Past Meetup

November HUGUK Meetup

This Meetup is past

167 people went


Hi Folks,

We are pleased to announce our November MeetUp at the London Olympia Conference Centre on the evening of November 3rd. Seminar Room 2

We can confirm our first speaker and our Sponsor Cloudera for the event - please see details below.

In the meantime you can also register for the Big Data London Conference taking place on the 3rd and 4th of November at the Olympia Conference Centre - this is required for security and entry to the MeetUp.

Registration is free - please see the following link for full details of the event:

Presentation 1

Kudu: New Apache Hadoop Storage for Fast Analytics on Fast Data

Apache Kudu is a fast new columnar data store for the Hadoop ecosystem designed to enable high-performance, flexible analytic pipelines. Being optimized for lightning-fast scans, Kudu is particularly well suited to hosting time-series data such as metrics, machine learning model-building workloads, and data warehousing applications. Despite its impressive scan speed, Kudu also supports operations supported by many traditional data stores, including real-time insert, update, and delete operations. Kudu supports a "bring your own SQL" model, and supports being queried by multiple SQL engines, including Apache Spark SQL, Apache Impala (incubating), and Apache Drill. This talk will discuss what Kudu is, why we decided to build it, what makes it fast, and an example of how it can be used for a time-series use case.

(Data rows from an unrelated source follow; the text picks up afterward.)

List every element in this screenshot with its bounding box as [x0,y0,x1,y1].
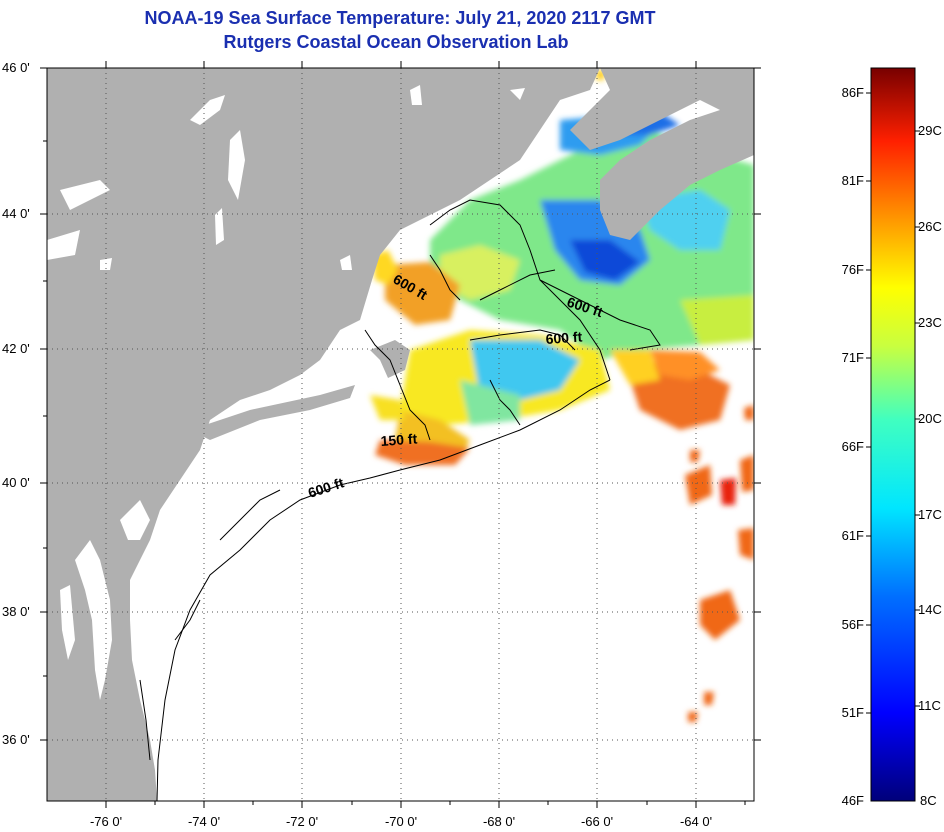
map-subtitle: Rutgers Coastal Ocean Observation Lab [223,32,569,52]
lat-label: 40 0' [2,475,30,490]
lat-label: 42 0' [2,341,30,356]
colorbar-label-f: 81F [842,173,864,188]
longitude-labels: -76 0' -74 0' -72 0' -70 0' -68 0' -66 0… [90,814,712,829]
colorbar-label-c: 29C [918,123,942,138]
colorbar [870,67,916,802]
lat-label: 38 0' [2,604,30,619]
contour-label: 600 ft [545,328,583,347]
lon-label: -68 0' [483,814,515,829]
colorbar-label-c: 26C [918,219,942,234]
colorbar-label-c: 17C [918,507,942,522]
colorbar-label-f: 66F [842,439,864,454]
lat-label: 36 0' [2,732,30,747]
land-layer [47,68,754,801]
axis-ticks [40,61,761,808]
lon-label: -66 0' [581,814,613,829]
colorbar-label-f: 56F [842,617,864,632]
graticule [47,68,754,801]
colorbar-label-c: 23C [918,315,942,330]
colorbar-label-f: 61F [842,528,864,543]
colorbar-label-f: 76F [842,262,864,277]
bays [60,500,150,700]
latitude-labels: 46 0' 44 0' 42 0' 40 0' 38 0' 36 0' [2,60,30,747]
lakes [47,85,525,270]
lat-label: 44 0' [2,206,30,221]
lon-label: -76 0' [90,814,122,829]
colorbar-label-c: 11C [918,698,941,713]
lon-label: -64 0' [680,814,712,829]
bathymetry-contours [139,199,661,801]
lon-label: -70 0' [385,814,417,829]
colorbar-label-c: 20C [918,411,942,426]
lon-label: -72 0' [286,814,318,829]
colorbar-label-f: 46F [842,793,864,808]
colorbar-celsius-labels: 29C 26C 23C 20C 17C 14C 11C 8C [918,123,942,808]
colorbar-label-f: 71F [842,350,864,365]
colorbar-label-c: 8C [920,793,937,808]
colorbar-fahrenheit-labels: 86F 81F 76F 71F 66F 61F 56F 51F 46F [842,85,864,808]
map-title: NOAA-19 Sea Surface Temperature: July 21… [144,8,656,28]
colorbar-ticks [866,92,920,714]
lon-label: -74 0' [188,814,220,829]
colorbar-label-f: 86F [842,85,864,100]
lat-label: 46 0' [2,60,30,75]
colorbar-label-c: 14C [918,602,942,617]
colorbar-label-f: 51F [842,705,864,720]
contour-label: 150 ft [380,430,418,449]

Mike Percy is a Software Engineer at Cloudera and a committer on Apache Kudu (incubating). Prior to joining Cloudera, Mike worked on big data infrastructure for machine learning at Yahoo! Mike holds a BSCS from UC Santa Cruz and an MSCS from Stanford.

Presentation 2

Skool: a new open-source data integration tool for Hadoop

“Skool is a data integration tool which handles the following:

a) data transfer from Hadoop into a relational database (Oracle / SQL Server / MySQL / Neteeza or any JDBC compliant database)

b) data transfer from a relational database into Hadoop (includes automated creation of Oozie workflows and Hive tables)

c) file transfer and Hive table creation for file-based transfers into Hadoop

d) automatic generation and deployment of file creation scripts and jobs from Hadoop or Hive tables

It is suitable for use by data scientists for ad hoc data loads, and also for productionised regular data loads.

The main benefit of Skool is that it simplifies the process for the end user and provides default configuration which avoids the need for detailed knowledge of the underlying technologies. But it is customisable for advanced users.”

Presenter: Gareth Watkins, Big Data Architect in BT’s Data Analytics team

We look forward to seeing you all there.